Unless you have contractually transferred your copyright to an academic publisher by contract, you are the copyright owner of your work and therefore have the right to make it Open Access. When an article is published in a journal or book, authors often sign a copyright transfer agreement, and the publisher's terms and conditions apply. Authors who wish to retain at least some of their rights can use the SPARC Author Addendum. Of course, the publisher must agree to any addendum.
According to Swiss law (Art. 382 Para 3 of the Code of Obligations), the author may publish the article elsewhere 3 months after its publication, unless there is a contractual agreement to the contrary.
Most toll-access publishers allow self-archiving (green OA road), sometimes after an embargo period.
You can check the policy of each journal on the Open policy finder website. OA.Works has created a very handy tool, Shareyourpaper.org, which allows authors to automatically and easily check how they can legally share their work.
Publishers generally require the following statement to be added to the text: "This is the Accepted Manuscript of an article published by Publisher Name in Journal Title on First Publication Date, available online at https://doi.org/doi.
OA.Works has also developed another tool, called Direct2AAM, to provide authors with instructions on how to find their Author Accepted Manuscript (postprint) in the journal's submission system.

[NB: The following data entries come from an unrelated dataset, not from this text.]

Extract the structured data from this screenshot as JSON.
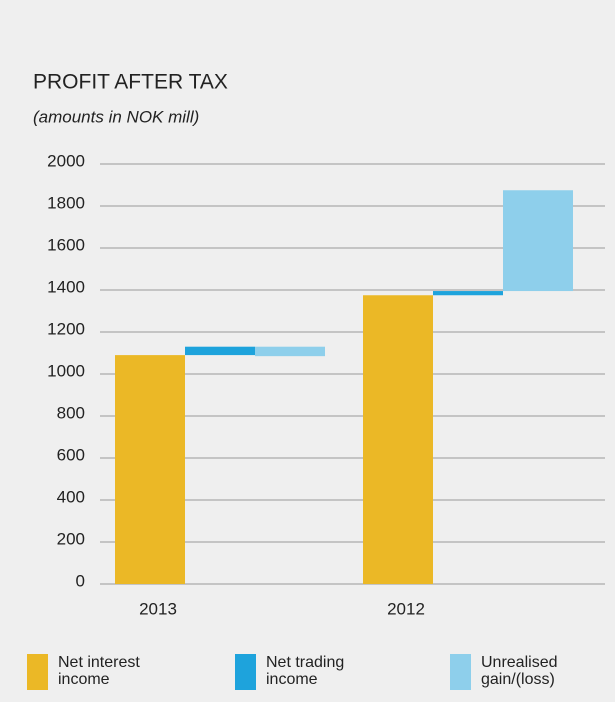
{
  "chart_data": {
    "type": "waterfall",
    "title": "PROFIT AFTER TAX",
    "subtitle": "(amounts in NOK mill)",
    "categories": [
      "2013",
      "2012"
    ],
    "series": [
      {
        "name": "Net interest income",
        "color": "#ebb826",
        "values": [
          1090,
          1375
        ]
      },
      {
        "name": "Net trading income",
        "color": "#1ea3dc",
        "values": [
          40,
          20
        ]
      },
      {
        "name": "Unrealised gain/(loss)",
        "color": "#8ecfeb",
        "values": [
          -45,
          480
        ]
      }
    ],
    "ylim": [
      0,
      2000
    ],
    "yticks": [
      0,
      200,
      400,
      600,
      800,
      1000,
      1200,
      1400,
      1600,
      1800,
      2000
    ],
    "grid": true
  }
}
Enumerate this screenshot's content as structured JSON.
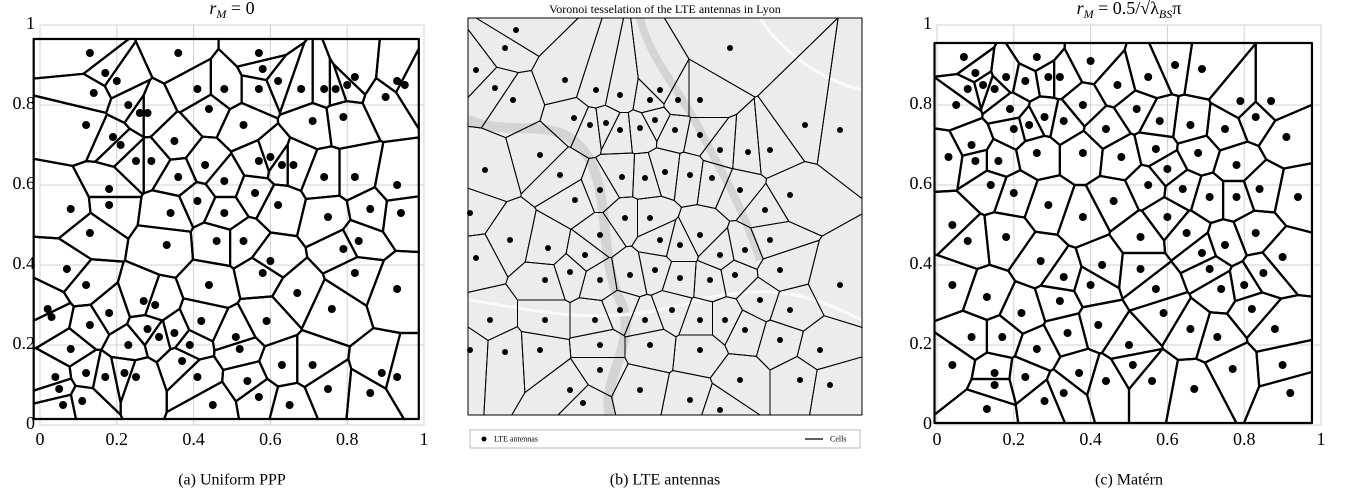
{
  "chart_data": [
    {
      "type": "scatter",
      "title": "rM = 0",
      "caption": "(a) Uniform PPP",
      "color": "#000000",
      "grid": true,
      "xlim": [
        0,
        1
      ],
      "ylim": [
        0,
        1
      ],
      "xticks": [
        0,
        0.2,
        0.4,
        0.6,
        0.8,
        1
      ],
      "yticks": [
        0,
        0.2,
        0.4,
        0.6,
        0.8,
        1
      ],
      "x": [
        0.13,
        0.17,
        0.2,
        0.14,
        0.12,
        0.23,
        0.26,
        0.28,
        0.36,
        0.41,
        0.44,
        0.48,
        0.53,
        0.57,
        0.58,
        0.57,
        0.62,
        0.68,
        0.71,
        0.74,
        0.77,
        0.8,
        0.82,
        0.79,
        0.9,
        0.93,
        0.95,
        0.19,
        0.21,
        0.25,
        0.29,
        0.35,
        0.36,
        0.43,
        0.48,
        0.57,
        0.6,
        0.63,
        0.66,
        0.74,
        0.82,
        0.93,
        0.18,
        0.18,
        0.08,
        0.34,
        0.41,
        0.48,
        0.56,
        0.62,
        0.75,
        0.86,
        0.94,
        0.13,
        0.33,
        0.46,
        0.53,
        0.6,
        0.58,
        0.83,
        0.79,
        0.07,
        0.12,
        0.02,
        0.03,
        0.27,
        0.3,
        0.44,
        0.67,
        0.82,
        0.93,
        0.18,
        0.28,
        0.35,
        0.42,
        0.51,
        0.52,
        0.59,
        0.76,
        0.13,
        0.23,
        0.31,
        0.39,
        0.08,
        0.17,
        0.12,
        0.04,
        0.05,
        0.06,
        0.11,
        0.22,
        0.25,
        0.41,
        0.45,
        0.57,
        0.63,
        0.71,
        0.75,
        0.86,
        0.89,
        0.93,
        0.65,
        0.37,
        0.54
      ],
      "y": [
        0.93,
        0.88,
        0.86,
        0.83,
        0.75,
        0.8,
        0.78,
        0.78,
        0.93,
        0.84,
        0.79,
        0.84,
        0.75,
        0.93,
        0.89,
        0.84,
        0.86,
        0.84,
        0.76,
        0.84,
        0.84,
        0.85,
        0.87,
        0.77,
        0.82,
        0.86,
        0.85,
        0.72,
        0.7,
        0.66,
        0.66,
        0.71,
        0.62,
        0.65,
        0.61,
        0.66,
        0.67,
        0.65,
        0.65,
        0.62,
        0.62,
        0.6,
        0.59,
        0.55,
        0.54,
        0.53,
        0.56,
        0.53,
        0.58,
        0.55,
        0.52,
        0.54,
        0.53,
        0.48,
        0.45,
        0.46,
        0.46,
        0.41,
        0.38,
        0.46,
        0.44,
        0.39,
        0.35,
        0.29,
        0.27,
        0.31,
        0.3,
        0.35,
        0.33,
        0.38,
        0.34,
        0.28,
        0.24,
        0.23,
        0.26,
        0.22,
        0.19,
        0.26,
        0.29,
        0.25,
        0.2,
        0.22,
        0.2,
        0.19,
        0.12,
        0.13,
        0.12,
        0.09,
        0.05,
        0.06,
        0.13,
        0.12,
        0.12,
        0.05,
        0.07,
        0.15,
        0.15,
        0.09,
        0.08,
        0.13,
        0.12,
        0.05,
        0.16,
        0.11
      ]
    },
    {
      "type": "map",
      "title": "Voronoi tesselation of the LTE antennas in Lyon",
      "caption": "(b) LTE antennas",
      "xlim": [
        0,
        394
      ],
      "ylim": [
        0,
        397
      ],
      "series": [
        {
          "name": "LTE antennas",
          "color": "#000000",
          "x": [
            48,
            37,
            8,
            27,
            45,
            97,
            128,
            152,
            182,
            192,
            210,
            232,
            262,
            106,
            122,
            138,
            152,
            172,
            187,
            207,
            232,
            252,
            280,
            302,
            337,
            372,
            17,
            72,
            92,
            107,
            132,
            154,
            177,
            197,
            222,
            244,
            272,
            297,
            322,
            182,
            157,
            132,
            117,
            80,
            42,
            8,
            2,
            192,
            212,
            232,
            252,
            277,
            302,
            312,
            132,
            162,
            187,
            212,
            242,
            267,
            292,
            322,
            372,
            102,
            77,
            127,
            152,
            177,
            204,
            232,
            257,
            132,
            182,
            232,
            277,
            312,
            352,
            72,
            37,
            102,
            132,
            172,
            222,
            272,
            332,
            362,
            115,
            252,
            77,
            22,
            2
          ],
          "y": [
            385,
            367,
            345,
            327,
            315,
            335,
            325,
            320,
            315,
            325,
            315,
            315,
            367,
            297,
            290,
            292,
            285,
            287,
            295,
            285,
            280,
            265,
            263,
            265,
            290,
            285,
            245,
            260,
            240,
            215,
            225,
            238,
            237,
            243,
            240,
            237,
            225,
            205,
            220,
            197,
            197,
            180,
            160,
            167,
            175,
            157,
            202,
            175,
            170,
            180,
            160,
            165,
            175,
            145,
            135,
            140,
            145,
            137,
            135,
            140,
            115,
            105,
            130,
            143,
            135,
            95,
            105,
            95,
            105,
            95,
            95,
            70,
            70,
            65,
            85,
            75,
            65,
            65,
            63,
            25,
            45,
            25,
            15,
            35,
            35,
            30,
            12,
            5,
            95,
            95,
            65
          ]
        },
        {
          "name": "Cells",
          "color": "#000000"
        }
      ]
    },
    {
      "type": "scatter",
      "title": "rM = 0.5/√λBSπ",
      "caption": "(c) Matérn",
      "color": "#000000",
      "grid": true,
      "xlim": [
        0,
        1
      ],
      "ylim": [
        0,
        1
      ],
      "xticks": [
        0,
        0.2,
        0.4,
        0.6,
        0.8,
        1
      ],
      "yticks": [
        0,
        0.2,
        0.4,
        0.6,
        0.8,
        1
      ],
      "x": [
        0.07,
        0.1,
        0.12,
        0.15,
        0.08,
        0.05,
        0.18,
        0.23,
        0.26,
        0.29,
        0.32,
        0.4,
        0.47,
        0.55,
        0.62,
        0.69,
        0.79,
        0.87,
        0.19,
        0.24,
        0.2,
        0.28,
        0.33,
        0.38,
        0.44,
        0.52,
        0.58,
        0.66,
        0.75,
        0.83,
        0.91,
        0.09,
        0.1,
        0.03,
        0.16,
        0.26,
        0.38,
        0.48,
        0.57,
        0.6,
        0.68,
        0.78,
        0.14,
        0.2,
        0.29,
        0.38,
        0.46,
        0.55,
        0.64,
        0.71,
        0.78,
        0.84,
        0.94,
        0.04,
        0.08,
        0.18,
        0.27,
        0.33,
        0.43,
        0.53,
        0.6,
        0.65,
        0.75,
        0.83,
        0.9,
        0.04,
        0.13,
        0.22,
        0.32,
        0.4,
        0.53,
        0.57,
        0.69,
        0.71,
        0.74,
        0.8,
        0.85,
        0.09,
        0.17,
        0.26,
        0.34,
        0.42,
        0.5,
        0.59,
        0.66,
        0.73,
        0.82,
        0.88,
        0.04,
        0.15,
        0.15,
        0.23,
        0.33,
        0.37,
        0.44,
        0.51,
        0.56,
        0.67,
        0.77,
        0.9,
        0.92,
        0.13,
        0.28
      ],
      "y": [
        0.92,
        0.88,
        0.85,
        0.84,
        0.84,
        0.8,
        0.87,
        0.86,
        0.92,
        0.87,
        0.87,
        0.91,
        0.85,
        0.87,
        0.9,
        0.89,
        0.81,
        0.81,
        0.79,
        0.75,
        0.74,
        0.77,
        0.76,
        0.8,
        0.74,
        0.79,
        0.76,
        0.75,
        0.74,
        0.77,
        0.72,
        0.7,
        0.66,
        0.67,
        0.66,
        0.68,
        0.68,
        0.67,
        0.69,
        0.64,
        0.68,
        0.65,
        0.6,
        0.58,
        0.55,
        0.52,
        0.56,
        0.6,
        0.59,
        0.57,
        0.57,
        0.59,
        0.57,
        0.5,
        0.46,
        0.47,
        0.41,
        0.37,
        0.4,
        0.47,
        0.52,
        0.48,
        0.45,
        0.48,
        0.42,
        0.35,
        0.32,
        0.28,
        0.31,
        0.35,
        0.39,
        0.34,
        0.43,
        0.39,
        0.34,
        0.35,
        0.38,
        0.22,
        0.22,
        0.19,
        0.23,
        0.25,
        0.2,
        0.28,
        0.24,
        0.22,
        0.29,
        0.24,
        0.15,
        0.13,
        0.1,
        0.12,
        0.08,
        0.13,
        0.11,
        0.15,
        0.11,
        0.09,
        0.14,
        0.15,
        0.08,
        0.04,
        0.06
      ]
    }
  ]
}
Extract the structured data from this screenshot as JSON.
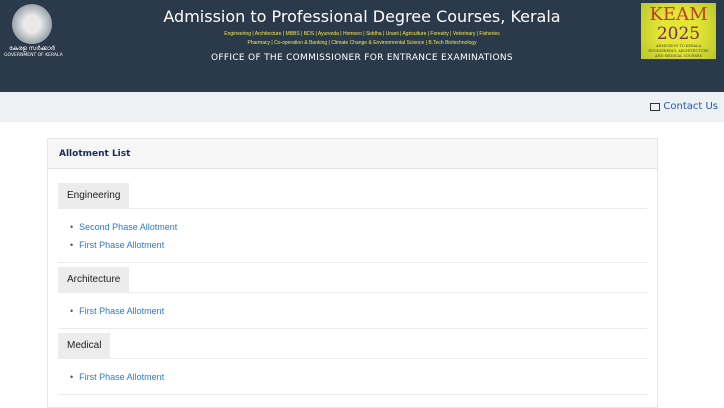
{
  "header": {
    "title": "Admission to Professional Degree Courses, Kerala",
    "courses_line1": "Engineering | Architecture | MBBS | BDS | Ayurveda | Homoeo | Siddha | Unani | Agriculture | Forestry | Veterinary | Fisheries",
    "courses_line2": "Pharmacy | Co-operation & Banking | Climate Change & Environmental Science | B.Tech Biotechnology",
    "office": "OFFICE OF THE COMMISSIONER FOR ENTRANCE EXAMINATIONS",
    "logo_ml": "കേരള സർക്കാർ",
    "logo_text": "GOVERNMENT OF KERALA",
    "keam": {
      "name": "KEAM",
      "year": "2025",
      "tagline": "ADMISSION TO KERALA ENGINEERING, ARCHITECTURE AND MEDICAL COURSES"
    }
  },
  "subbar": {
    "contact_label": "Contact Us",
    "contact_icon": "contact-card-icon"
  },
  "card": {
    "title": "Allotment List",
    "sections": [
      {
        "name": "Engineering",
        "links": [
          "Second Phase Allotment",
          "First Phase Allotment"
        ]
      },
      {
        "name": "Architecture",
        "links": [
          "First Phase Allotment"
        ]
      },
      {
        "name": "Medical",
        "links": [
          "First Phase Allotment"
        ]
      }
    ]
  },
  "colors": {
    "header_bg": "#2b3a4a",
    "course_text": "#f0e84a",
    "link": "#2a7ad6"
  }
}
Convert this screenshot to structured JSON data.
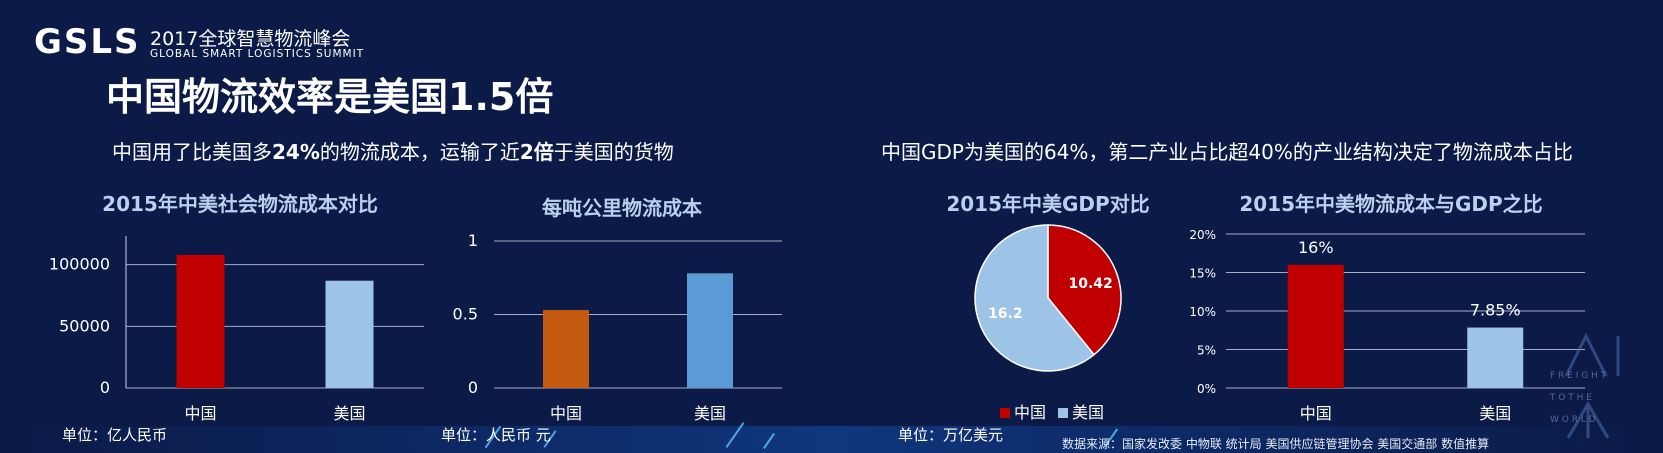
{
  "header": {
    "logo_text": "GSLS",
    "event_title": "2017全球智慧物流峰会",
    "event_subtitle": "GLOBAL SMART LOGISTICS SUMMIT"
  },
  "page_title": "中国物流效率是美国1.5倍",
  "subtitle_left": {
    "part1": "中国用了比美国多",
    "bold1": "24%",
    "part2": "的物流成本，运输了近",
    "bold2": "2倍",
    "part3": "于美国的货物"
  },
  "subtitle_right": "中国GDP为美国的64%，第二产业占比超40%的产业结构决定了物流成本占比",
  "units": {
    "chart1": "单位：亿人民币",
    "chart2": "单位：人民币 元",
    "chart3": "单位：万亿美元"
  },
  "source": "数据来源：国家发改委  中物联 统计局  美国供应链管理协会 美国交通部  数值推算",
  "watermark": {
    "line1": "F R E I G H T",
    "line2": "T O   T H E",
    "line3": "W O R L D"
  },
  "colors": {
    "china_red": "#c00000",
    "usa_light_blue": "#9dc3e6",
    "china_orange": "#c55a11",
    "usa_blue": "#5b9bd5"
  },
  "chart_data": [
    {
      "type": "bar",
      "title": "2015年中美社会物流成本对比",
      "categories": [
        "中国",
        "美国"
      ],
      "values": [
        108000,
        87000
      ],
      "ylim": [
        0,
        120000
      ],
      "yticks": [
        0,
        50000,
        100000
      ],
      "colors": [
        "#c00000",
        "#9dc3e6"
      ],
      "grid": true
    },
    {
      "type": "bar",
      "title": "每吨公里物流成本",
      "categories": [
        "中国",
        "美国"
      ],
      "values": [
        0.53,
        0.78
      ],
      "ylim": [
        0,
        1
      ],
      "yticks": [
        0,
        0.5,
        1
      ],
      "colors": [
        "#c55a11",
        "#5b9bd5"
      ],
      "grid": true
    },
    {
      "type": "pie",
      "title": "2015年中美GDP对比",
      "labels": [
        "中国",
        "美国"
      ],
      "values": [
        10.42,
        16.2
      ],
      "colors": [
        "#c00000",
        "#9dc3e6"
      ],
      "legend": "bottom"
    },
    {
      "type": "bar",
      "title": "2015年中美物流成本与GDP之比",
      "categories": [
        "中国",
        "美国"
      ],
      "values": [
        16,
        7.85
      ],
      "data_labels": [
        "16%",
        "7.85%"
      ],
      "ylim": [
        0,
        20
      ],
      "yticks": [
        "0%",
        "5%",
        "10%",
        "15%",
        "20%"
      ],
      "colors": [
        "#c00000",
        "#9dc3e6"
      ],
      "grid": true
    }
  ]
}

The Geneva Graduate Institute repository archives the research produced by the Institute. It contains records of all books, book chapters, journal articles and working papers written by the professors and researchers of the Geneva Graduate Institute . Records of journal articles or papers may be accompanied by a full-text PDF file, to which access may be open or restricted, depending on the statute of the file. If necessary, an embargo period can be set. The repository is registered in OpenDOAR, the Directory of Open Access Repositories, and allows the researchers of the Geneva Graduate Institute to meet the Open Access requirements of their funders.